Foxfire Review

Film Still
  • Foxfire film still


One-time Palme d'Or winner Laurent Cantet returns with a creaky, contrived girl gang saga.

This is an inauspicious, ungainly return to filmmaking for French director Laurent Cantet, who nabbed the Palme d’Or in 2008 for his combustible schoolroom talkie, The Class. Foxfire sees Cantet bid a hasty adieu to the chaotic naturalism of that previous film to offer the dramatically awkward travails of a man-hating teen girl gang who take '50s Upstate New York as their stomping ground.

And appealing though its rockabilly stylings and sepia-hued locale may initially appear, the director seems more interested in bellowing the feminist themes nestled in Joyce Carol Oates’ source novel than allowing them to emanate of their own accord.

Live-wire tomboy Legs (Raven Adamson) coerces her demure best pal Maddy (Katie Coseni) into starting what Marge Simpson might call a violence gang. Misogynist pigs who objectify and abuse as a matter of course soon become their sworn enemy.
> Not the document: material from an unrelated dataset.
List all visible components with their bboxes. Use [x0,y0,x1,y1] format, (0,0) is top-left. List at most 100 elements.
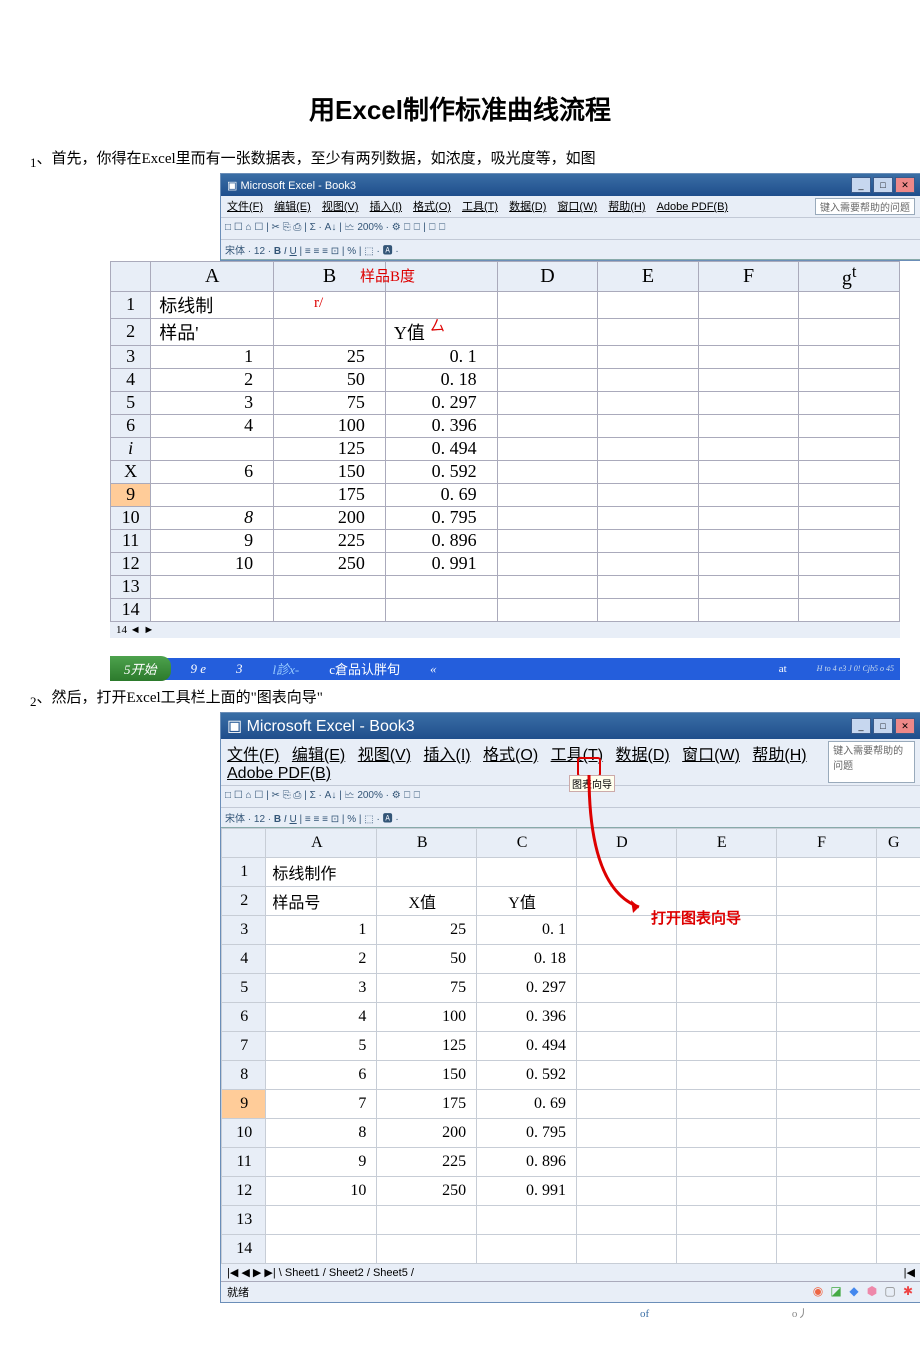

When the law eventually becomes involved, the girls decide to consolidate their friendship and anarcho-feminist credentials by renting a dilapidated country house and attempting to forge a new, female-only civilisation.

Yet as bills begin to pile up and the cash supply eventually runs dry, the success of a harebrained kidnap plot is the only thing that stands in the way of their tumbledown utopia.

Despite its grand philosophical ambitions, Foxfire is let down by chugging, bloated storytelling and its ugly tranche of single-purpose characters. In order that we remain on the side of the gang, Cantet often paints their victims as vile stereotypes of sexual deviousness or economic entitlement. Even the girls rarely interact in a way that doesn’t inelegantly nudge their ulterior motives to the fore.


Keen to see how Cantet returns after The Class.



Thoughtful and cautious, though seldom truthfully dramatic.


In Retrospect

A big miss. Cantet can and should do better than this.